Yesterday’s Deadline statement from Get Out director Jordan Peele was apparently a backpedal of some kind. It was apparently released because of what Peele actually said to Indiewire‘s Eric Kohn on the fly when Peele and Kohn spoke earlier this week.

An educated guess would be that Peele got into trouble for what he said to Kohn, and so the statement given to Deadline reads like a mea culpa to the Golden Globes. Peele clearly didn’t realize that Get Out was submitted in the comedy category. It would appear that Universal did that without telling him.

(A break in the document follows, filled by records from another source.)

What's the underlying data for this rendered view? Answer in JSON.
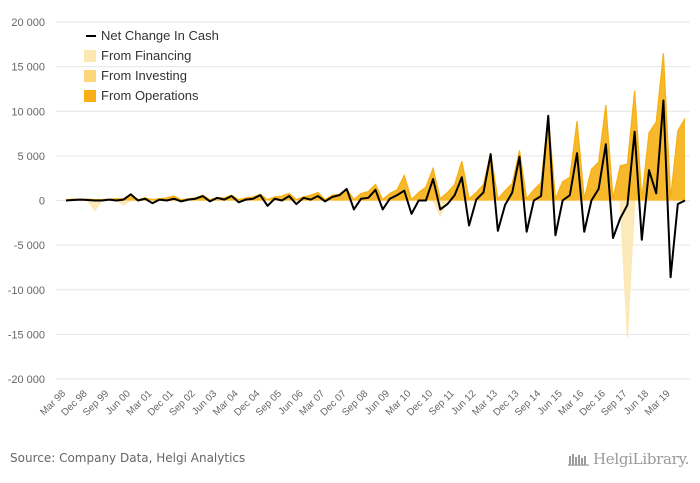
{
  "chart_data": {
    "type": "area",
    "title": "",
    "xlabel": "",
    "ylabel": "",
    "ylim": [
      -20000,
      20000
    ],
    "y_ticks": [
      "20 000",
      "15 000",
      "10 000",
      "5 000",
      "0",
      "-5 000",
      "-10 000",
      "-15 000",
      "-20 000"
    ],
    "y_tick_values": [
      20000,
      15000,
      10000,
      5000,
      0,
      -5000,
      -10000,
      -15000,
      -20000
    ],
    "grid": "horizontal",
    "legend_position": "top-left",
    "x_tick_labels": [
      "Mar 98",
      "Dec 98",
      "Sep 99",
      "Jun 00",
      "Mar 01",
      "Dec 01",
      "Sep 02",
      "Jun 03",
      "Mar 04",
      "Dec 04",
      "Sep 05",
      "Jun 06",
      "Mar 07",
      "Dec 07",
      "Sep 08",
      "Jun 09",
      "Mar 10",
      "Dec 10",
      "Sep 11",
      "Jun 12",
      "Mar 13",
      "Dec 13",
      "Sep 14",
      "Jun 15",
      "Mar 16",
      "Dec 16",
      "Sep 17",
      "Jun 18",
      "Mar 19"
    ],
    "x": [
      "Mar 98",
      "Jun 98",
      "Sep 98",
      "Dec 98",
      "Mar 99",
      "Jun 99",
      "Sep 99",
      "Dec 99",
      "Mar 00",
      "Jun 00",
      "Sep 00",
      "Dec 00",
      "Mar 01",
      "Jun 01",
      "Sep 01",
      "Dec 01",
      "Mar 02",
      "Jun 02",
      "Sep 02",
      "Dec 02",
      "Mar 03",
      "Jun 03",
      "Sep 03",
      "Dec 03",
      "Mar 04",
      "Jun 04",
      "Sep 04",
      "Dec 04",
      "Mar 05",
      "Jun 05",
      "Sep 05",
      "Dec 05",
      "Mar 06",
      "Jun 06",
      "Sep 06",
      "Dec 06",
      "Mar 07",
      "Jun 07",
      "Sep 07",
      "Dec 07",
      "Mar 08",
      "Jun 08",
      "Sep 08",
      "Dec 08",
      "Mar 09",
      "Jun 09",
      "Sep 09",
      "Dec 09",
      "Mar 10",
      "Jun 10",
      "Sep 10",
      "Dec 10",
      "Mar 11",
      "Jun 11",
      "Sep 11",
      "Dec 11",
      "Mar 12",
      "Jun 12",
      "Sep 12",
      "Dec 12",
      "Mar 13",
      "Jun 13",
      "Sep 13",
      "Dec 13",
      "Mar 14",
      "Jun 14",
      "Sep 14",
      "Dec 14",
      "Mar 15",
      "Jun 15",
      "Sep 15",
      "Dec 15",
      "Mar 16",
      "Jun 16",
      "Sep 16",
      "Dec 16",
      "Mar 17",
      "Jun 17",
      "Sep 17",
      "Dec 17",
      "Mar 18",
      "Jun 18",
      "Sep 18",
      "Dec 18",
      "Mar 19",
      "Jun 19",
      "Sep 19"
    ],
    "series": [
      {
        "name": "Net Change In Cash",
        "type": "line",
        "color": "#000000",
        "values": [
          0,
          50,
          100,
          50,
          0,
          0,
          100,
          0,
          100,
          700,
          0,
          200,
          -300,
          100,
          0,
          200,
          -100,
          100,
          200,
          500,
          -100,
          300,
          100,
          500,
          -200,
          100,
          200,
          600,
          -600,
          200,
          0,
          500,
          -400,
          300,
          100,
          500,
          -100,
          400,
          600,
          1300,
          -1000,
          200,
          300,
          1200,
          -1000,
          200,
          600,
          1100,
          -1500,
          0,
          0,
          2400,
          -1000,
          -400,
          600,
          2600,
          -2800,
          100,
          900,
          5200,
          -3400,
          -500,
          900,
          4900,
          -3500,
          0,
          500,
          9500,
          -3900,
          0,
          600,
          5300,
          -3500,
          0,
          1300,
          6300,
          -4200,
          -2000,
          -500,
          7700,
          -4400,
          3400,
          800,
          11200,
          -8600,
          -400,
          0
        ]
      },
      {
        "name": "From Financing",
        "type": "area",
        "color": "#fde7b1",
        "values": [
          0,
          0,
          0,
          0,
          -1100,
          0,
          0,
          0,
          -500,
          0,
          0,
          0,
          0,
          0,
          0,
          0,
          0,
          0,
          0,
          0,
          0,
          0,
          0,
          0,
          0,
          0,
          0,
          0,
          0,
          0,
          0,
          0,
          0,
          0,
          0,
          0,
          0,
          0,
          0,
          0,
          0,
          0,
          0,
          0,
          0,
          0,
          0,
          0,
          0,
          0,
          0,
          0,
          -1700,
          0,
          0,
          0,
          0,
          0,
          0,
          0,
          0,
          0,
          0,
          0,
          0,
          0,
          0,
          0,
          0,
          0,
          0,
          0,
          0,
          0,
          0,
          0,
          0,
          0,
          -15300,
          0,
          0,
          0,
          0,
          0,
          0,
          0,
          0
        ]
      },
      {
        "name": "From Investing",
        "type": "area",
        "color": "#fbd77a",
        "values": [
          0,
          0,
          0,
          0,
          0,
          0,
          0,
          0,
          0,
          0,
          0,
          0,
          0,
          0,
          0,
          0,
          0,
          0,
          0,
          0,
          0,
          0,
          0,
          0,
          0,
          0,
          0,
          0,
          0,
          0,
          0,
          0,
          0,
          0,
          0,
          0,
          0,
          0,
          0,
          0,
          0,
          0,
          0,
          0,
          0,
          0,
          0,
          0,
          0,
          0,
          0,
          0,
          0,
          0,
          0,
          0,
          0,
          0,
          0,
          0,
          0,
          0,
          0,
          0,
          0,
          0,
          0,
          0,
          0,
          0,
          0,
          0,
          0,
          0,
          0,
          0,
          0,
          0,
          0,
          0,
          0,
          0,
          0,
          0,
          0,
          0,
          0
        ]
      },
      {
        "name": "From Operations",
        "type": "area",
        "color": "#f6b014",
        "values": [
          100,
          150,
          150,
          150,
          100,
          100,
          150,
          200,
          200,
          700,
          100,
          300,
          100,
          200,
          300,
          500,
          100,
          200,
          300,
          600,
          100,
          300,
          300,
          600,
          100,
          300,
          400,
          700,
          100,
          400,
          500,
          800,
          100,
          400,
          600,
          900,
          100,
          600,
          700,
          1300,
          100,
          800,
          1000,
          1800,
          100,
          800,
          1200,
          2800,
          100,
          900,
          1500,
          3600,
          200,
          900,
          1800,
          4400,
          200,
          900,
          1800,
          5300,
          200,
          1100,
          1900,
          5600,
          200,
          1200,
          2000,
          9500,
          200,
          2100,
          2600,
          8900,
          200,
          3500,
          4300,
          10700,
          200,
          3900,
          4100,
          12300,
          200,
          7600,
          8800,
          16500,
          300,
          7800,
          9200
        ]
      }
    ]
  },
  "source_text": "Source: Company Data, Helgi Analytics",
  "logo_text": "HelgiLibrary."
}
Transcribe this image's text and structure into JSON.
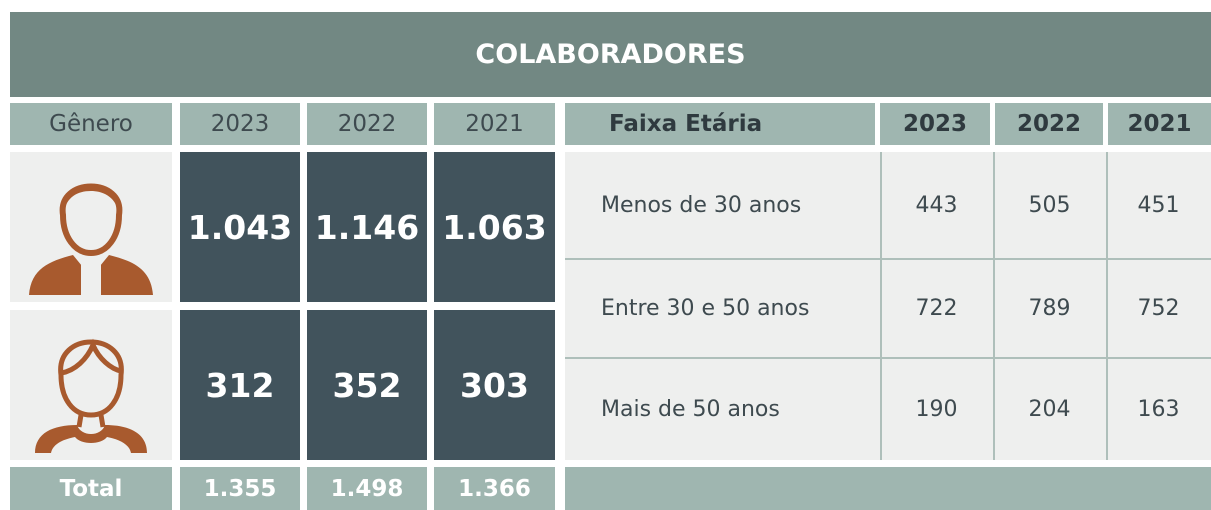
{
  "title": "COLABORADORES",
  "gender_table": {
    "headers": [
      "Gênero",
      "2023",
      "2022",
      "2021"
    ],
    "rows": [
      [
        "1.043",
        "1.146",
        "1.063"
      ],
      [
        "312",
        "352",
        "303"
      ]
    ],
    "total": [
      "Total",
      "1.355",
      "1.498",
      "1.366"
    ]
  },
  "age_table": {
    "headers": [
      "Faixa Etária",
      "2023",
      "2022",
      "2021"
    ],
    "rows": [
      [
        "Menos de 30 anos",
        "443",
        "505",
        "451"
      ],
      [
        "Entre 30 e 50 anos",
        "722",
        "789",
        "752"
      ],
      [
        "Mais de 50 anos",
        "190",
        "204",
        "163"
      ]
    ]
  }
}
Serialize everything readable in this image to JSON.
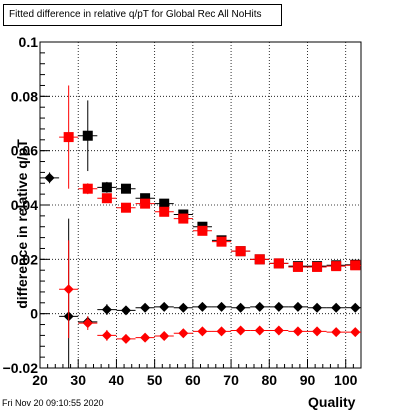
{
  "chart_data": {
    "type": "scatter",
    "title": "Fitted difference in relative q/pT for Global Rec All NoHits",
    "xlabel": "Quality",
    "ylabel": "difference in relative q/pT",
    "xlim": [
      20,
      104
    ],
    "ylim": [
      -0.02,
      0.1
    ],
    "x_ticks": [
      "20",
      "30",
      "40",
      "50",
      "60",
      "70",
      "80",
      "90",
      "100"
    ],
    "y_ticks": [
      "−0.02",
      "0",
      "0.02",
      "0.04",
      "0.06",
      "0.08",
      "0.1"
    ],
    "grid": true,
    "legend": "none",
    "series": [
      {
        "marker": "square",
        "color": "#000000",
        "points": [
          {
            "x": 32.5,
            "y": 0.0655,
            "ey": 0.013
          },
          {
            "x": 37.5,
            "y": 0.0465,
            "ey": 0.002
          },
          {
            "x": 42.5,
            "y": 0.046,
            "ey": 0.0015
          },
          {
            "x": 47.5,
            "y": 0.0425,
            "ey": 0.001
          },
          {
            "x": 52.5,
            "y": 0.0405,
            "ey": 0.001
          },
          {
            "x": 57.5,
            "y": 0.0365,
            "ey": 0.001
          },
          {
            "x": 62.5,
            "y": 0.032,
            "ey": 0.001
          },
          {
            "x": 67.5,
            "y": 0.027,
            "ey": 0.001
          },
          {
            "x": 72.5,
            "y": 0.023,
            "ey": 0.001
          },
          {
            "x": 77.5,
            "y": 0.02,
            "ey": 0.001
          },
          {
            "x": 82.5,
            "y": 0.0185,
            "ey": 0.001
          },
          {
            "x": 87.5,
            "y": 0.0175,
            "ey": 0.001
          },
          {
            "x": 92.5,
            "y": 0.0175,
            "ey": 0.001
          },
          {
            "x": 97.5,
            "y": 0.0178,
            "ey": 0.001
          },
          {
            "x": 102.5,
            "y": 0.018,
            "ey": 0.001
          }
        ]
      },
      {
        "marker": "square",
        "color": "#ff0000",
        "points": [
          {
            "x": 27.5,
            "y": 0.065,
            "ey": 0.019
          },
          {
            "x": 32.5,
            "y": 0.046,
            "ey": 0.002
          },
          {
            "x": 37.5,
            "y": 0.0425,
            "ey": 0.0015
          },
          {
            "x": 42.5,
            "y": 0.039,
            "ey": 0.001
          },
          {
            "x": 47.5,
            "y": 0.0405,
            "ey": 0.001
          },
          {
            "x": 52.5,
            "y": 0.0375,
            "ey": 0.001
          },
          {
            "x": 57.5,
            "y": 0.035,
            "ey": 0.001
          },
          {
            "x": 62.5,
            "y": 0.0305,
            "ey": 0.001
          },
          {
            "x": 67.5,
            "y": 0.0265,
            "ey": 0.001
          },
          {
            "x": 72.5,
            "y": 0.023,
            "ey": 0.001
          },
          {
            "x": 77.5,
            "y": 0.02,
            "ey": 0.001
          },
          {
            "x": 82.5,
            "y": 0.0185,
            "ey": 0.001
          },
          {
            "x": 87.5,
            "y": 0.0172,
            "ey": 0.001
          },
          {
            "x": 92.5,
            "y": 0.0172,
            "ey": 0.001
          },
          {
            "x": 97.5,
            "y": 0.0175,
            "ey": 0.001
          },
          {
            "x": 102.5,
            "y": 0.0178,
            "ey": 0.001
          }
        ]
      },
      {
        "marker": "diamond",
        "color": "#000000",
        "points": [
          {
            "x": 22.5,
            "y": 0.05,
            "ey": 0.002
          },
          {
            "x": 27.5,
            "y": -0.001,
            "ey": 0.036
          },
          {
            "x": 32.5,
            "y": -0.003,
            "ey": 0.002
          },
          {
            "x": 37.5,
            "y": 0.0015,
            "ey": 0.002
          },
          {
            "x": 42.5,
            "y": 0.0012,
            "ey": 0.001
          },
          {
            "x": 47.5,
            "y": 0.0022,
            "ey": 0.001
          },
          {
            "x": 52.5,
            "y": 0.0025,
            "ey": 0.0008
          },
          {
            "x": 57.5,
            "y": 0.0022,
            "ey": 0.0008
          },
          {
            "x": 62.5,
            "y": 0.0025,
            "ey": 0.0008
          },
          {
            "x": 67.5,
            "y": 0.0025,
            "ey": 0.0008
          },
          {
            "x": 72.5,
            "y": 0.0022,
            "ey": 0.0008
          },
          {
            "x": 77.5,
            "y": 0.0025,
            "ey": 0.0008
          },
          {
            "x": 82.5,
            "y": 0.0025,
            "ey": 0.0008
          },
          {
            "x": 87.5,
            "y": 0.0025,
            "ey": 0.0008
          },
          {
            "x": 92.5,
            "y": 0.0022,
            "ey": 0.0008
          },
          {
            "x": 97.5,
            "y": 0.0022,
            "ey": 0.0008
          },
          {
            "x": 102.5,
            "y": 0.0022,
            "ey": 0.0008
          }
        ]
      },
      {
        "marker": "diamond",
        "color": "#ff0000",
        "points": [
          {
            "x": 27.5,
            "y": 0.009,
            "ey": 0.018
          },
          {
            "x": 32.5,
            "y": -0.0035,
            "ey": 0.0025
          },
          {
            "x": 37.5,
            "y": -0.008,
            "ey": 0.002
          },
          {
            "x": 42.5,
            "y": -0.0093,
            "ey": 0.001
          },
          {
            "x": 47.5,
            "y": -0.0088,
            "ey": 0.001
          },
          {
            "x": 52.5,
            "y": -0.0082,
            "ey": 0.001
          },
          {
            "x": 57.5,
            "y": -0.0072,
            "ey": 0.001
          },
          {
            "x": 62.5,
            "y": -0.0065,
            "ey": 0.001
          },
          {
            "x": 67.5,
            "y": -0.0065,
            "ey": 0.001
          },
          {
            "x": 72.5,
            "y": -0.0062,
            "ey": 0.001
          },
          {
            "x": 77.5,
            "y": -0.0062,
            "ey": 0.001
          },
          {
            "x": 82.5,
            "y": -0.0062,
            "ey": 0.001
          },
          {
            "x": 87.5,
            "y": -0.0065,
            "ey": 0.001
          },
          {
            "x": 92.5,
            "y": -0.0065,
            "ey": 0.001
          },
          {
            "x": 97.5,
            "y": -0.0068,
            "ey": 0.001
          },
          {
            "x": 102.5,
            "y": -0.0068,
            "ey": 0.001
          }
        ]
      }
    ]
  },
  "footer": "Fri Nov 20 09:10:55 2020"
}
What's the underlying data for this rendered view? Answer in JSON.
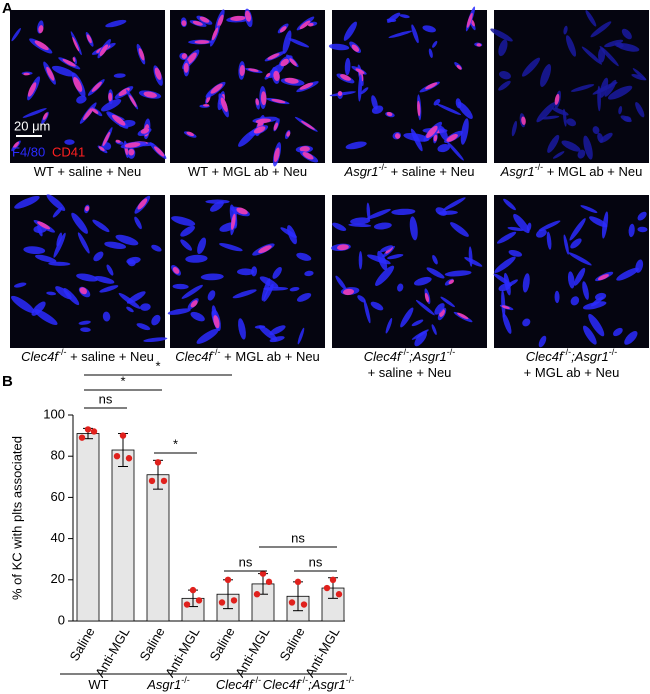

From Kohn’s piece: “At a lunch event for [Get Out] at New York’s Lincoln Ristorante, Peele elaborated on his reservations. ‘The problem is, it’s not a movie that can really be put into a genre box,’ he said in an interview prior to the lunch. ‘Originally, I set out to make a horror movie. I ended up showing it to people and hearing, you know, it doesn’t even feel like horror. It’s in this thriller world. So it was a social thriller.’

“While Universal submitted Get Out as a comedy to the Hollywood Foreign Press Association, Peele clearly had no input into that decision. ‘I don’t think it worked like that,’ he said. ‘I think it was just submitted.’ In fact, submissions are made to individual categories, but the HFPA makes the final decision about which categories each film falls into.

“A rep for Peele did not respond to a request to clarify whether the movie had been submitted as a comedy without his input.”